[Ksplice][Ubuntu-12.04-Updates] New updates available via Ksplice (3.2.0-68.102)

Oracle Ksplice ksplice-support_ww at oracle.com
Sat Aug 30 00:39:25 PDT 2014 

Synopsis: 3.2.0-68.102 can now be patched using Ksplice
CVEs: CVE-2014-3917 CVE-2014-4171 CVE-2014-4508 CVE-2014-4652 CVE-2014-4653 CVE-2014-4654 CVE-2014-4655 CVE-2014-4656 CVE-2014-4667 CVE-2014-5077

Systems running Ubuntu 12.04 Precise can now use Ksplice to patch
against the latest Ubuntu kernel update, 3.2.0-68.102.

INSTALLING THE UPDATES

We recommend that all users of Ksplice Uptrack on Ubuntu 12.04 Precise
install these updates.

On systems that have "autoinstall = yes" in /etc/uptrack/uptrack.conf,
these updates will be installed automatically and you do not need to
take any action.

Alternatively, you can install these updates by running:

# /usr/sbin/uptrack-upgrade -y


DESCRIPTION

* Out-of-bounds memory access in high memory mappings.
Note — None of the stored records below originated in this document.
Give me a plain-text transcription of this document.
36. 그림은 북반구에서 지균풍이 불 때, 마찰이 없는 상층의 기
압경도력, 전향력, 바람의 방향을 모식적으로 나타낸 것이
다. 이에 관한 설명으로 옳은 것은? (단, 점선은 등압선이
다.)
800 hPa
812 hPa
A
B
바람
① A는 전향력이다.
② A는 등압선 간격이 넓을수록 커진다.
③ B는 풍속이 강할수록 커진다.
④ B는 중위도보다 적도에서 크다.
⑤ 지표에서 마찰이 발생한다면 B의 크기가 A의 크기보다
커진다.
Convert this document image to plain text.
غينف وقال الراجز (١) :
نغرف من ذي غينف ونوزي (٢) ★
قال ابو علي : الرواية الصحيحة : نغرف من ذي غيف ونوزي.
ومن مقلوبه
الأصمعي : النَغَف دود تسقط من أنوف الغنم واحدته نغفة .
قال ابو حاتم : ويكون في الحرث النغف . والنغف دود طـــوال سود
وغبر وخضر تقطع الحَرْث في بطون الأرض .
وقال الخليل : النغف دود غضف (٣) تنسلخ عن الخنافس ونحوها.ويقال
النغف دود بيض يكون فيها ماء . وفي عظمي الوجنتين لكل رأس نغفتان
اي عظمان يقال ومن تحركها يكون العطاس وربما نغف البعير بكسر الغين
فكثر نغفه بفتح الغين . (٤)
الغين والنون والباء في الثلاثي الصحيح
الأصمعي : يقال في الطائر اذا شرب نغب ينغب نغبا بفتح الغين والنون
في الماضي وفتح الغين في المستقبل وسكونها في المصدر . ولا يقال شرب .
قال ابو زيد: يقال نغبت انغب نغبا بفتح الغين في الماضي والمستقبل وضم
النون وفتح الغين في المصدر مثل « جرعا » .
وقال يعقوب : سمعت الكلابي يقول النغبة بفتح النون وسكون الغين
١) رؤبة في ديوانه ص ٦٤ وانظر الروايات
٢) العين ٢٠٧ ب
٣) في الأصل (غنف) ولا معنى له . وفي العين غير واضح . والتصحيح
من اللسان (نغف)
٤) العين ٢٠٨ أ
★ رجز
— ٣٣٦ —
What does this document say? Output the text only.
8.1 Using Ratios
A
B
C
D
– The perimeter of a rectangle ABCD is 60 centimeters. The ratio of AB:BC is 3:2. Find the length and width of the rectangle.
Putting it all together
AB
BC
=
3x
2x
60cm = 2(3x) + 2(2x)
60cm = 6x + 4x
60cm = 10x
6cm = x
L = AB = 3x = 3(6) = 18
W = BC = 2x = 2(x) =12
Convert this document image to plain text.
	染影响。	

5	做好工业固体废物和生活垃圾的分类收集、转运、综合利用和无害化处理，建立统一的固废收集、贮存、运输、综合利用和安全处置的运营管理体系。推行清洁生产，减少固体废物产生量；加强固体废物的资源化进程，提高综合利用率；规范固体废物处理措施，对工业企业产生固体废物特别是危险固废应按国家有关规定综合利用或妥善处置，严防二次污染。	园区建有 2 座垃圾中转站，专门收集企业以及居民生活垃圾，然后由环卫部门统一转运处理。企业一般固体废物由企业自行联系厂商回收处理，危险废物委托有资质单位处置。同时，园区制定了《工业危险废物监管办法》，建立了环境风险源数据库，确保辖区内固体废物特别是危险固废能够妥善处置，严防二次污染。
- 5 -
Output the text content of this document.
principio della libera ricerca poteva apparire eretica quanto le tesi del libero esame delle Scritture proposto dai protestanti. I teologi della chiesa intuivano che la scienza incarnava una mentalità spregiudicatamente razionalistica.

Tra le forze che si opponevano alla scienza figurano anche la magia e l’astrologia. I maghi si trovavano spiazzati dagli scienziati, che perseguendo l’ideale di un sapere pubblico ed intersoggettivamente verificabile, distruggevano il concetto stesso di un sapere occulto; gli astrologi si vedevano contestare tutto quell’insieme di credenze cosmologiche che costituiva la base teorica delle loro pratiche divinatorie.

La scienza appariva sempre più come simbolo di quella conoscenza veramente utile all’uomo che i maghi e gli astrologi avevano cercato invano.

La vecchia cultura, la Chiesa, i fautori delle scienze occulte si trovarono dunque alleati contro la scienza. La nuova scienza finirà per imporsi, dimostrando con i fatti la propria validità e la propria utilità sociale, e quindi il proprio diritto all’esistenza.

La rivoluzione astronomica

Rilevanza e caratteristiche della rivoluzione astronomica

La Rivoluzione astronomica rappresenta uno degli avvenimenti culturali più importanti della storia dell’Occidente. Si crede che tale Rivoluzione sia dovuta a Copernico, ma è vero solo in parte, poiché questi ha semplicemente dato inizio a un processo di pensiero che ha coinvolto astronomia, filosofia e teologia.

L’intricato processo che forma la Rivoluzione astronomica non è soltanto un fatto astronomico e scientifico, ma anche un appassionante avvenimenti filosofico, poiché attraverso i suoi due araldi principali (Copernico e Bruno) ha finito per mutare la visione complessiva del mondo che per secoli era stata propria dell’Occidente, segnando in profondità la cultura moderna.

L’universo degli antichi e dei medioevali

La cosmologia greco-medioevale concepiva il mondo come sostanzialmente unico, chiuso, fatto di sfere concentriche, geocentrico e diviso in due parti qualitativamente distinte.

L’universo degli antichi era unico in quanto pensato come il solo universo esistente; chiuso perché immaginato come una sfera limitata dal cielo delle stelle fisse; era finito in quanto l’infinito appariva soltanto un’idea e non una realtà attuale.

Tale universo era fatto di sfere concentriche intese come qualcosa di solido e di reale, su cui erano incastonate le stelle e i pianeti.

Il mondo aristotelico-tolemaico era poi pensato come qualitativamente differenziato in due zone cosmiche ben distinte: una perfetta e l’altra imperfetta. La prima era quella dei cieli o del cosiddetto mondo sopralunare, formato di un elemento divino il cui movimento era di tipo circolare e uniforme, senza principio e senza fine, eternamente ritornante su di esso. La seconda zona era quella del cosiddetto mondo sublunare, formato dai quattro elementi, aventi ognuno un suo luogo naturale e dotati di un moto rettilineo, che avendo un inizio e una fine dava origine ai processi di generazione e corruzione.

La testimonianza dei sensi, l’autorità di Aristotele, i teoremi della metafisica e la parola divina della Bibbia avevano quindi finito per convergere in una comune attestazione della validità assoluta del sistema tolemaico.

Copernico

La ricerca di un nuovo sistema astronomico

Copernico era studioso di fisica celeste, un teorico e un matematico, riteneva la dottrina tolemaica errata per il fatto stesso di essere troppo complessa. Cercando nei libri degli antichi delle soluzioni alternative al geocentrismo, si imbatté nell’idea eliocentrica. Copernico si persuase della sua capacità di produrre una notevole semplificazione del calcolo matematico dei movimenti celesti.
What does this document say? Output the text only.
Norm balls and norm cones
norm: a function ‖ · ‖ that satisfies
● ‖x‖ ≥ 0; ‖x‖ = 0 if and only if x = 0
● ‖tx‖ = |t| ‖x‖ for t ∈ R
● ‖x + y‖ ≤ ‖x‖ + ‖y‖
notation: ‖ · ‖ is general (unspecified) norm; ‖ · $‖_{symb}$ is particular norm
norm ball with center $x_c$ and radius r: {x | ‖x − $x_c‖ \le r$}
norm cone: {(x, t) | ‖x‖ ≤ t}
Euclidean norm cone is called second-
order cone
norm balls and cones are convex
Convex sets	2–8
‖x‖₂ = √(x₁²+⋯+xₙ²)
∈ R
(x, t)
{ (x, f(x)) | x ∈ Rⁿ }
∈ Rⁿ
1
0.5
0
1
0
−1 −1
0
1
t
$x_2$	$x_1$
Under specific conditions high memory mappings could result in accessing
beyond the end of a mapping resulting in dereferencing an invalid
address and crashing the system.


* Use-after-free in InfiniBand SCSI RDMA Protocol when unplugging a cable.

As a result of unplugging a cable, a SCSI command could be free while still
in use, resulting in a use-after-free and kernel panic. An attacker with
physical access could use this flaw to cause a denial-of-service.


* Denial-of-service in EXT4 block allocation.

Incorrect validation of request sizes could result in hitting a kernel
assertion and crashing the system.  A local, privileged user could use
this flaw to crash the system with a carefully crafted filesystem image.


* Deadlock in Sierra wireless serial device open error handling.

Incorrect error handling during device opening could result in a
deadlock, causing the kernel to hang.


* Memory leaks in Sierra wireless serial driver on disconnect and resume.

Missing resource freeing could result in a memory leak on repeated
device closing or system resume, eventually resulting in a system crash.
A local user with access to the device could use this flaw to trigger a
denial-of-service.


* Kernel oops in mac80211 debugfs access.

An invalid check of the netdev state during a debugfs read
or write for mac80211 can cause a kernel oops.


* Use-after-free in USB host xHCI driver when releasing the device.

Incorrect ordering of de-allocation routines when releasing a xHCI device
could lead to a use-after-free and kernel panic. A local, privileged user
could use this flaw to cause a denial-of-service.


* Information leak in Infiniband Chelsio T4 driver.

Missing initialization could result in a 4-byte information leak when
creating a control queue.


* Integer overflow in ID radix tree.

An integer overflow in the ID to pointer radix tree could result in
incorrect ID's being returned.  This could result in undefined behaviour
in kernel subsystems using the IDR tree.


* Memory leak in NFS filesystem when releasing a lock stateid.

A flaw in the NFS filesystem code when releasing a lock stateid results in
the lock owner not being free'ed, resulting in a memory leak. A local,
unprivileged user could use this flaw to exhaust the memory on the system
and cause a denial-of-service.


* Use-after-free in BTRFS extent writing.

A double-free in BTRFS extent writing could result in a use-after-free
under specific conditions, resulting in memory corruption.


* CVE-2014-3917: Denial-of-service and information leak in audit syscall subsystem.

Linux kernel built with the system-call auditing support is vulnerable to a
kernel crash or information disclosure flaw caused by out of bounds memory
access.  When system call audit rules are present on a system, an
unprivileged user could use this flaw to leak kernel memory or cause a
denial-of-service.


* Use-after-free in memory management subsystem when releasing a VMA.

Incorrect ordering of de-allocation routines when releasing a VMA could
lead to a use-after-free and kernel panic. A local, unprivileged user could
use this flaw to cause a denial-of-service.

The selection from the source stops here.